On input, the app counts the code lines and calculates the approximate token count. If the token count exceeds 1200, then it instructs the backend to chunk the code into 1200-token sections. Each section then passes to the model for review, and then the results are deterministically merged into a single structured output.

The results showed measurable improvement. A 1200-line file that previously produced flattened feedback in single-pass mode was successfully processed with stable and more focused insights.

Real performance, measured locally

No cloud. No billing

Credit: Shekhar Vaidya/XDA

I have a fairly powerful PC. It has a Ryzen 7 7700X and a GeForce RTX 4070 Ti (12GB VRAM), paired with 32GB of DDR5 memory. This provides more than enough headroom for a 7B local model. With proper model-level optimization, it can perform optimally for the scope of the app.

The model is configured with a context window up to 8192 tokens, temperature set to 0.2, a response limit of 800 tokens, top-p sampling at 0.9, and the KV cache fully offloaded to GPU memory. The final output was as per my expectations. A 500-line file was reviewed in roughly 6–8 seconds, while a 1000+ line file was reviewed in around 15–20 seconds in the sectional mode.

The takeaway was simple: without any external API calls, rate limits, or privacy concerns, I could run the app as many times as I wanted, and I didn’t have to worry about any usage-based billing.

Why I refused to build a “Fix-It” button

Analysis over automation

Credit: Shekhar Vaidya/XDA

The natural instinct of an engineer is to ask, "If the app can review the code, why not add another feature that will work on the bugs and improvements and provide the user with a better code?" It would be a flashy feature to have, but that’s where the real risk begins.

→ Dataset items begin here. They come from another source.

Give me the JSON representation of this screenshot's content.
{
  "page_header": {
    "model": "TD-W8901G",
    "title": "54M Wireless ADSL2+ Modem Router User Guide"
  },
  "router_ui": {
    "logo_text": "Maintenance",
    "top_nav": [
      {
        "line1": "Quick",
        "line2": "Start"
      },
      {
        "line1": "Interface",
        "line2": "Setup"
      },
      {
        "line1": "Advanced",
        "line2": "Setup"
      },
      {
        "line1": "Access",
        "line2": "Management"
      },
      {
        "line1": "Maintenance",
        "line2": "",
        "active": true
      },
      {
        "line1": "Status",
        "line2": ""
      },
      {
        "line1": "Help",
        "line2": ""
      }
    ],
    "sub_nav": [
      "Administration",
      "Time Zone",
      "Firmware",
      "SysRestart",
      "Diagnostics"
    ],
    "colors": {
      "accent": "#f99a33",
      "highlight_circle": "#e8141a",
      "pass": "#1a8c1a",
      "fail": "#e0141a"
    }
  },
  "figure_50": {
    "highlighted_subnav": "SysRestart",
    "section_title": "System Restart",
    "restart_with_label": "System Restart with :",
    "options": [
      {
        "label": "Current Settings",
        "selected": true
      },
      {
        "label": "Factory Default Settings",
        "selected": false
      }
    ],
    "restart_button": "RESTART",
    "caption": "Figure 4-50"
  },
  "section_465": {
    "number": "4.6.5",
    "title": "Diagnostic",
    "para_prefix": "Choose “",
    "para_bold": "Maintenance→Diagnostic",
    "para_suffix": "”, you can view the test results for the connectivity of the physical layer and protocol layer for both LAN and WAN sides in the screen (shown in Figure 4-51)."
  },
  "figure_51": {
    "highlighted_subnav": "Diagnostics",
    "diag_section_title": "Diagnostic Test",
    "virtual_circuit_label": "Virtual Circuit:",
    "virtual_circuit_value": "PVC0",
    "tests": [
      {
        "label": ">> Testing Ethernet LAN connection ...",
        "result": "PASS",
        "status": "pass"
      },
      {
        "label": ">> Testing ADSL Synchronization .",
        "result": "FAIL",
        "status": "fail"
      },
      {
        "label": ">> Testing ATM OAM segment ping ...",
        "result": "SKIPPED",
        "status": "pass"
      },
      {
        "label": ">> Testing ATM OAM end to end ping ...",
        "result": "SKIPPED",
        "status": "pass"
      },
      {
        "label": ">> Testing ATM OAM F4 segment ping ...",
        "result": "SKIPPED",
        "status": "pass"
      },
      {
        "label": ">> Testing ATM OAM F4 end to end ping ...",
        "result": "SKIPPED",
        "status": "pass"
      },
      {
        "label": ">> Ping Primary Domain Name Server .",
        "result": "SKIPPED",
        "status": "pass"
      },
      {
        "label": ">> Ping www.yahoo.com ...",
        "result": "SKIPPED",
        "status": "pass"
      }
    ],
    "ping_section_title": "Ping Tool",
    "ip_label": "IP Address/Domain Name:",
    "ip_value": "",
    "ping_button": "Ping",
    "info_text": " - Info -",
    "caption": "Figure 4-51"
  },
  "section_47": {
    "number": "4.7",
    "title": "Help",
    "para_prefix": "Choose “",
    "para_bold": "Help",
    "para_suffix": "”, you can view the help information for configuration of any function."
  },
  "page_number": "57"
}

This app is designed to review a snippet of code or single file, sometimes up to 2000–3000 lines. At any given time, the app will have the file provided as context, nothing more. It has no awareness of the full project context, no dependency graph, and no multi-file understanding. Even if I introduce the context, the 7B model will be a hallucination risk. That opens the door to out-of-context code rewrites, which would be dangerous for any project.

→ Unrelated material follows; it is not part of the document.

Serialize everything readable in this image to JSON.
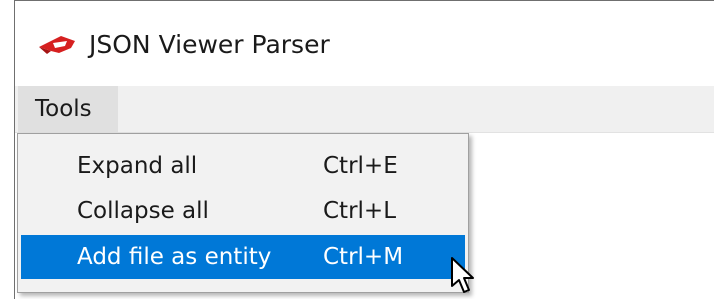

The app, right now, delivers structured analysis with strict JSON validation, which is safer for real codebases. In the end, the app is about precision and control, not autopilot coding.

Control over compute

In the end, I learned that architecture matters more than scale in real-world scenarios. The experiment wasn’t to prove whether 7B models are better than larger ones. Even a 7B model can power a full-stack application if the context, output, and architecture are structured, constrained, and intentional.